Many Republicans who served with him in the House dislike him intensely and don’t trust a word he says, because they saw him always take care of Newt first and foremost, often at the expense of the country, party and colleagues. Since being out of the House he took it wherever he could get it, like $1.5 million from Fannie Mae / Freddie Mac for what Newt called advice and others labeled quite differently. 

But whatever the downside of Newt, he is always smart and views the world without artifice or with utter cynicism, which are sometimes hard to differentiate. We are an angry and disappointed nation. Many feel our best days are behind us and they may well be right. They see their children’s futures as much dimmer then their own and don’t know why. Globalism, a new high-tech world, the shift of manufacturing to other countries and the introduction of robotics has decreased the needs for many kinds of skills and reduced the numbers of jobs. In my own industry the Internet has increased the number of news readers but reduced the revenues to pay for it. The Internet, like the computer, has changed our world, and down deep we know that the old world will not be coming back. This isn’t just a recession; it’s really a shift in the tectonic plates, changing our world forever.

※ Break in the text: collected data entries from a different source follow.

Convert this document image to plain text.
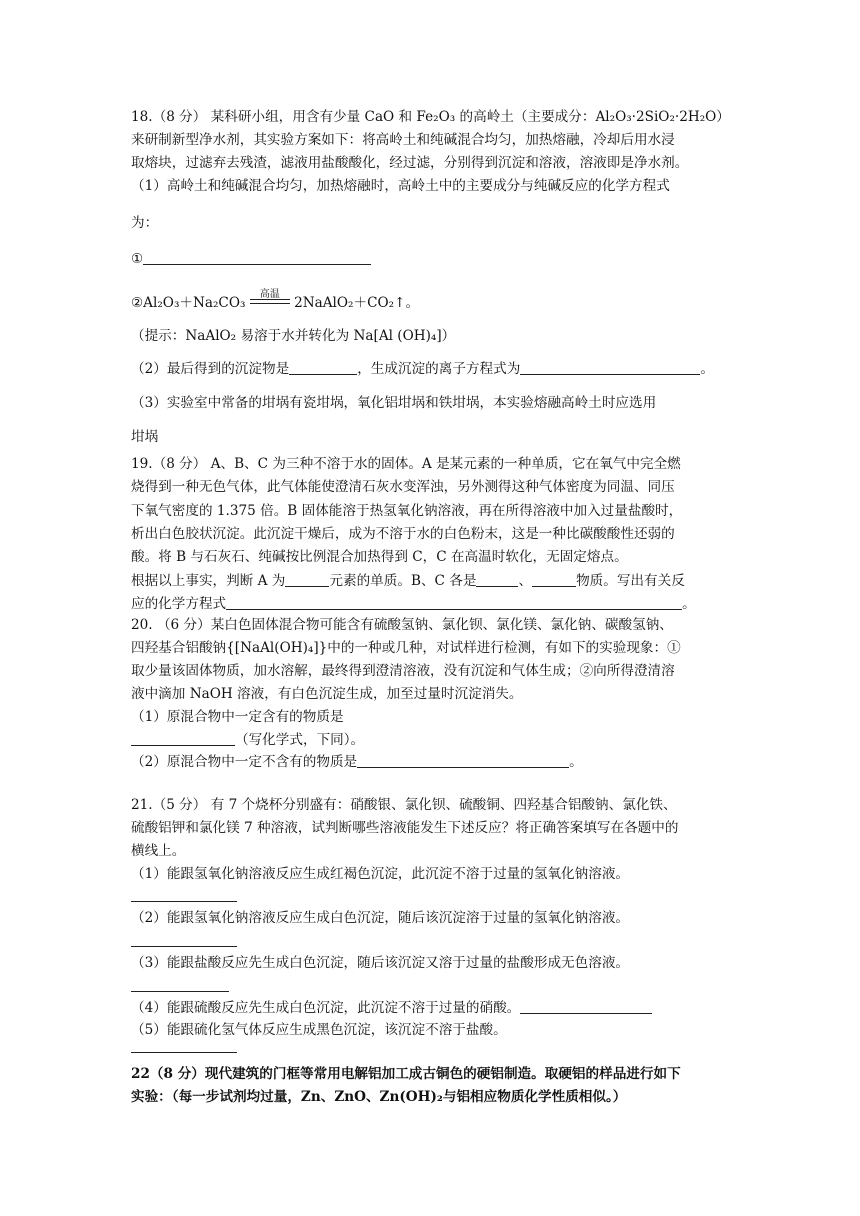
18.（8 分） 某科研小组，用含有少量 CaO 和 Fe₂O₃ 的高岭土（主要成分：Al₂O₃·2SiO₂·2H₂O）
来研制新型净水剂，其实验方案如下：将高岭土和纯碱混合均匀，加热熔融，冷却后用水浸
取熔块，过滤弃去残渣，滤液用盐酸酸化，经过滤，分别得到沉淀和溶液，溶液即是净水剂。
（1）高岭土和纯碱混合均匀，加热熔融时，高岭土中的主要成分与纯碱反应的化学方程式
为：
①
②Al₂O₃＋Na₂CO₃
高温
2NaAlO₂＋CO₂↑。
（提示：NaAlO₂ 易溶于水并转化为 Na[Al (OH)₄]）
（2）最后得到的沉淀物是	，生成沉淀的离子方程式为	。
（3）实验室中常备的坩埚有瓷坩埚，氧化铝坩埚和铁坩埚，本实验熔融高岭土时应选用
坩埚
19.（8 分） A、B、C 为三种不溶于水的固体。A 是某元素的一种单质，它在氧气中完全燃
烧得到一种无色气体，此气体能使澄清石灰水变浑浊，另外测得这种气体密度为同温、同压
下氧气密度的 1.375 倍。B 固体能溶于热氢氧化钠溶液，再在所得溶液中加入过量盐酸时，
析出白色胶状沉淀。此沉淀干燥后，成为不溶于水的白色粉末，这是一种比碳酸酸性还弱的
酸。将 B 与石灰石、纯碱按比例混合加热得到 C，C 在高温时软化，无固定熔点。
根据以上事实，判断 A 为	元素的单质。B、C 各是	、	物质。写出有关反
应的化学方程式	。
20. （6 分）某白色固体混合物可能含有硫酸氢钠、氯化钡、氯化镁、氯化钠、碳酸氢钠、
四羟基合铝酸钠{[NaAl(OH)₄]}中的一种或几种，对试样进行检测，有如下的实验现象：①
取少量该固体物质，加水溶解，最终得到澄清溶液，没有沉淀和气体生成；②向所得澄清溶
液中滴加 NaOH 溶液，有白色沉淀生成，加至过量时沉淀消失。
（1）原混合物中一定含有的物质是
（写化学式，下同）。
（2）原混合物中一定不含有的物质是	。
21.（5 分） 有 7 个烧杯分别盛有：硝酸银、氯化钡、硫酸铜、四羟基合铝酸钠、氯化铁、
硫酸铝钾和氯化镁 7 种溶液，试判断哪些溶液能发生下述反应？将正确答案填写在各题中的
横线上。
（1）能跟氢氧化钠溶液反应生成红褐色沉淀，此沉淀不溶于过量的氢氧化钠溶液。
（2）能跟氢氧化钠溶液反应生成白色沉淀，随后该沉淀溶于过量的氢氧化钠溶液。
（3）能跟盐酸反应先生成白色沉淀，随后该沉淀又溶于过量的盐酸形成无色溶液。
（4）能跟硫酸反应先生成白色沉淀，此沉淀不溶于过量的硝酸。
（5）能跟硫化氢气体反应生成黑色沉淀，该沉淀不溶于盐酸。
22（8 分）现代建筑的门框等常用电解铝加工成古铜色的硬铝制造。取硬铝的样品进行如下
实验：（每一步试剂均过量，Zn、ZnO、Zn(OH)₂与铝相应物质化学性质相似。）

How politicians respond to all this and how voters feel about it dictates how they vote. Actual reality is unimportant. Perception of reality is what drives voters.

In order to win, candidates have to deal first and foremost with the anger of the American public. That’s where the Newt Gingrichs of the world have an edge. Newt couldn’t care less about the solution, he only wants to win. He only cares about Newt. Both Obama and Romney, who strangely enough appear to me to be remarkably similar, are having trouble dealing with the anger. They’re rational, they’re laid back, they’re solution-oriented and they both have great difficulty in dealing with angry people. The truth is that there is only one way to deal with angry people. You give them raw meat to chew on.

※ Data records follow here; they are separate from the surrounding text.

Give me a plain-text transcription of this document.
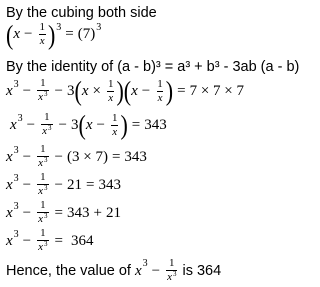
By the cubing both side
( $x - \frac{1}{x}$ ) 3 = (7) 3
By the identity of (a - b)³ = a³ + b³ - 3ab (a - b)
x $3 - \frac{1}{x^3} - 3$ ( $x \times \frac{1}{x}$ ) ( $x - \frac{1}{x}$ ) = 7 × 7 × 7
x $3 - \frac{1}{x^3} - 3$ ( $x - \frac{1}{x}$ ) = 343
x $3 - \frac{1}{x^3} - (3 \times 7) = 343$
x $3 - \frac{1}{x^3} - 21 = 343$
x $3 - \frac{1}{x^3} = 343 + 21$
x $3 - \frac{1}{x^3} = 364$
Hence, the value of x $3 - \frac{1}{x^3}$ is 364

That is something the Obama team never did. I can’t understand why there aren’t a couple of dozen people from Wall Street and the banks standing as defendants in criminal courts. Not only did they rob us blind, but they clearly got away with it. We bailed out GM and the rest of the auto industry and did we end up owning half the auto industry as any venture capitalist would have required? No, what we got back in return is they paid us back. Nice. Today, banks go to the Federal Reserve and borrow money at an interest rate of about a quarter of a point. That’s not an interest rate, that’s a gift. It should be called the bank welfare window. None of us can go to the Federal Reserve loan window and say, “I’d like to borrow a few hundred thousand at ? of a point interest, preferably in large bills, thank you.”

Is it any wonder that people are angry? The anger I’m talking about is not just Tea Party anger. It’s also liberal anger. It’s libertarian anger. It’s Democratic anger. It’s Republican anger. It flows from a deep sense of betrayal and I believe whichever candidate can connect with that anger will be the President of the United States.

P.S. I also think that Newt changed the rules of the media political game. In future, reporters and moderators are going to come out swinging. Objectivity be damned.